A prison sentence given to a criminal found guilty would be a criminal sanction, as would be a severe fine given to the government.  An implementation of a restraining order would also be considered a form of criminal sanction. 
Sanctions can also happen in civil procedures, but they are usually not associated with positive outcomes of the case.  Usually, they take the role of fines or decisions levied against a participant in the proceedings for misconduct.  A fine or brief prison sentence for contempt of court would be an example of a civil sanction.  
Throwing a case out entirely when it is determined to have been improperly made (through something like falsified evidence), would also be a civil sanction.  It should be noted that many of these scenarios can also occur in criminal cases, as well. 

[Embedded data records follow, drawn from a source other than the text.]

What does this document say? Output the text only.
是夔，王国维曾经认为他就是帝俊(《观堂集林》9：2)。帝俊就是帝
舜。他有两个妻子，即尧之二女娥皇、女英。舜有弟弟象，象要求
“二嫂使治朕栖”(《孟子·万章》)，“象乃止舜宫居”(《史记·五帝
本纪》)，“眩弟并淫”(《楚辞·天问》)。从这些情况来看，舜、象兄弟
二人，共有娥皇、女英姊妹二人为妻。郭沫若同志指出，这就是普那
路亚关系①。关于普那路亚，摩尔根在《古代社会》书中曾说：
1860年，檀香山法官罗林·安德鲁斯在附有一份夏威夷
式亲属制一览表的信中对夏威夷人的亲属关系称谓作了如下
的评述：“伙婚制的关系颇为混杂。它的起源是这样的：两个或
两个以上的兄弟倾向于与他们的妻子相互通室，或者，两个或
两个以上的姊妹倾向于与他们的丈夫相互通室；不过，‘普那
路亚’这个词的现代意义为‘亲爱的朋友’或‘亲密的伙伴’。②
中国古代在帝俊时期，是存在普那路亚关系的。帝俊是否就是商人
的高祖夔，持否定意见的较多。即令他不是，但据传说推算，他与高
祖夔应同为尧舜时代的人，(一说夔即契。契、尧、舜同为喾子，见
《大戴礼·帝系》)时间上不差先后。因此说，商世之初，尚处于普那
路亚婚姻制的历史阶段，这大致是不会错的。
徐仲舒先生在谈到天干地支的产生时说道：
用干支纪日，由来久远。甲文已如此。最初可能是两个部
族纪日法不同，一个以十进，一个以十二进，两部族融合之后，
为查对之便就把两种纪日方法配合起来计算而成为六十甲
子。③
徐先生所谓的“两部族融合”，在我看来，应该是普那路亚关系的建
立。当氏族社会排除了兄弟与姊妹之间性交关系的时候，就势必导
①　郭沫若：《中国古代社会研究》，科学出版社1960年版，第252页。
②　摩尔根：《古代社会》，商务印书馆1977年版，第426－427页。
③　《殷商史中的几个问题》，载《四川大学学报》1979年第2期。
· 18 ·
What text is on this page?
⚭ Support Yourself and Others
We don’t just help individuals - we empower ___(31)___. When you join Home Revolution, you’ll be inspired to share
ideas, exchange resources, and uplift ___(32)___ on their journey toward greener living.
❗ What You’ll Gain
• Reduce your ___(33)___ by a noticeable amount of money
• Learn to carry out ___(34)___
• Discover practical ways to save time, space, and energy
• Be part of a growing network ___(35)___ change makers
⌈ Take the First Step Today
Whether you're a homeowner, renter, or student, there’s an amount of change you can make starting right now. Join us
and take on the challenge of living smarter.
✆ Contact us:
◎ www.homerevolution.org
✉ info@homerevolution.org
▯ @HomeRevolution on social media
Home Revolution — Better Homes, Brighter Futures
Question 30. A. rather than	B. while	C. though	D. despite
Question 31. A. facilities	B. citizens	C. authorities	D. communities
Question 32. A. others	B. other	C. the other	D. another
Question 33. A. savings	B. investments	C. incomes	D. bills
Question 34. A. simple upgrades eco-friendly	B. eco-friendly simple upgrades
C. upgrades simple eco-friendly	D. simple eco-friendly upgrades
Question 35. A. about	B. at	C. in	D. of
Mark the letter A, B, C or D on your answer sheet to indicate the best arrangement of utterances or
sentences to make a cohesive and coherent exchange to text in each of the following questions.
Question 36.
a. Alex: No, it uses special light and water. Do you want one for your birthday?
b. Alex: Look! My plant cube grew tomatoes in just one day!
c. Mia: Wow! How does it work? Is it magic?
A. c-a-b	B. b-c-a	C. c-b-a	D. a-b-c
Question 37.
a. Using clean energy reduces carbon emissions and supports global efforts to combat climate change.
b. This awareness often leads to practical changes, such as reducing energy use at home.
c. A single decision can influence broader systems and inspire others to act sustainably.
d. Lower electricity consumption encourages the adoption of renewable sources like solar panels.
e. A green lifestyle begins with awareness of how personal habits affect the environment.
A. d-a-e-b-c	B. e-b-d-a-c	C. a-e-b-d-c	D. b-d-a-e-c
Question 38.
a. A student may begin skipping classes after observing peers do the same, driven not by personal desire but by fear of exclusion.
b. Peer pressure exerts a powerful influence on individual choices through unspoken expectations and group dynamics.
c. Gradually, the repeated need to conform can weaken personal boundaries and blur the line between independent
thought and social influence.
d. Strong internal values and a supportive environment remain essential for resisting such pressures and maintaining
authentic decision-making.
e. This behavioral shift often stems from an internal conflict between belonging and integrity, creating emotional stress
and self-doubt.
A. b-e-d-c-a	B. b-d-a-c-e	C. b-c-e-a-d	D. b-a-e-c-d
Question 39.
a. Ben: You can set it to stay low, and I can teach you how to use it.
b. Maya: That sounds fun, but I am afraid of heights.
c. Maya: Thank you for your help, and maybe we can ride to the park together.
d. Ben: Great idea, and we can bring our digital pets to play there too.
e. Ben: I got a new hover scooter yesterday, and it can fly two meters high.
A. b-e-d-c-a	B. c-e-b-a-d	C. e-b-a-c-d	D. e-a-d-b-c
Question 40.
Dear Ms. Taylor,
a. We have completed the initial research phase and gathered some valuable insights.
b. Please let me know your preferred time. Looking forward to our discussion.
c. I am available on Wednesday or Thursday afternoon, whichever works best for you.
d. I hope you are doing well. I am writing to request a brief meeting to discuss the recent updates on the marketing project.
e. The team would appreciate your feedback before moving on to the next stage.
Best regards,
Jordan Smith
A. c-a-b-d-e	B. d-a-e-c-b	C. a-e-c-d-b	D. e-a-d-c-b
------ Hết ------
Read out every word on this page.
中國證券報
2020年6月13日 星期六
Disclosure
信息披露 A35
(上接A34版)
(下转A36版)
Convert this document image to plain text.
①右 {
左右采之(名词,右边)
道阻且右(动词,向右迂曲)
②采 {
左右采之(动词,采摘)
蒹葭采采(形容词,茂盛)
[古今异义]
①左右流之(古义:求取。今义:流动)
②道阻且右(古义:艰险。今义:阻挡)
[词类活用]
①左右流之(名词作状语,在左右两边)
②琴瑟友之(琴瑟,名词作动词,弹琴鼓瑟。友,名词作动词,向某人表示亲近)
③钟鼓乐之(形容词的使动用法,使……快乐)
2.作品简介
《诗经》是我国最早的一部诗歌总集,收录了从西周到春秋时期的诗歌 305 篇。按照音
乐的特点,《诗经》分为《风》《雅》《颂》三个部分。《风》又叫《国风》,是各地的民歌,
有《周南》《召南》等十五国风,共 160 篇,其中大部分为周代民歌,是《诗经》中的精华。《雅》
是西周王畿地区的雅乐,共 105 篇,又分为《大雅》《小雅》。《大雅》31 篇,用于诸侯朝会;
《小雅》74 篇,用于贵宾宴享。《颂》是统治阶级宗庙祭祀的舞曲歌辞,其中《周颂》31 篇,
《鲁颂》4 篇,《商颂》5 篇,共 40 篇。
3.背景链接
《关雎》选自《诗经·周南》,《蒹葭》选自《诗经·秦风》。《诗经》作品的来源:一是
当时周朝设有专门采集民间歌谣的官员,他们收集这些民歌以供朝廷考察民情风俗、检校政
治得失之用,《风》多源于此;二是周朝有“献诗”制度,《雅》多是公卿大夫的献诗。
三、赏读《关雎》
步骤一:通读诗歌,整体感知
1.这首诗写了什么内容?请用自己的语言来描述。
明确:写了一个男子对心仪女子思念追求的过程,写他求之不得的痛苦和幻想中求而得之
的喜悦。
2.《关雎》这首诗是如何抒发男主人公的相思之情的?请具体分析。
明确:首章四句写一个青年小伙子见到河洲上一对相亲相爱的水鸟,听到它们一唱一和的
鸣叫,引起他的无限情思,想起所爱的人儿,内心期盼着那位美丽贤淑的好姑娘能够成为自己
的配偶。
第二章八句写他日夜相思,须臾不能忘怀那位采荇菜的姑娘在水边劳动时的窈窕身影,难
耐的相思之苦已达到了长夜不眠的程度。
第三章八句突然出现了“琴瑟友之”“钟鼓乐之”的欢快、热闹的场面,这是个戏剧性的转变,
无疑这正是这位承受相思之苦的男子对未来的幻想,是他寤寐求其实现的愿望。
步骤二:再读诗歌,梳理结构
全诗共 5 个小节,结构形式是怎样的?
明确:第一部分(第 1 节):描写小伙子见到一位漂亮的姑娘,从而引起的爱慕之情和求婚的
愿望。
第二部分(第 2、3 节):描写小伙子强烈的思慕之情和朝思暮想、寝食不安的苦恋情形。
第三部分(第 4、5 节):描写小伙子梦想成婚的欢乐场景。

Legal remedies occur exclusively in civil actions, and they represent the decisions, levied by the court, where one party has to “remedy” their legal violation to the other party.  Remedies generally take three forms.  The first is commonly damages, where one party makes a payment to the other due to the settlement of the court.  Damages take two forms: compensatory and punitive.  
Compensatory damages compensate an injured party for the loss their injuries (which could by physical, financial, social, etc.) have caused them.  Punitive damages are compensations where the injuring party has been determined to have acted with such negligence or malice that they deserve punishment in the form of making additional restitution.  
In both cases, the restitution’s go to the injured party.  Many civil cases often seek both compensatory and punitive damages, they do not require exclusive proceedings for each.
Another form of legal remedy is equitable remedy, which is usually rendered in cases that involve violation of a contract or legal binding agreement.  When an equitable remedy is levied against a party, it essentially means that they legally required to fulfill the terms of their original agreement.  
Equitable remedies may be accompanied by compensatory and/or punitive damages, depending on the nature of the case. The final form of remedy is declaratory relief, where the court makes a determination on a group or an individuals legal status based on a civil suit.  Declaratory remedies, more commonly known as declaratory judgments, are not always decisions based on injury.  
Usually, they serve the purpose of settling a legal dispute between parties, or determining legal status of an individual.  Decisions in adoption proceedings or over child custody can be declaratory judgments, as can divorce decisions.  Like other remedies, declaratory judgments can be coupled with other forms of remedy, depending on the nature of the proceedings.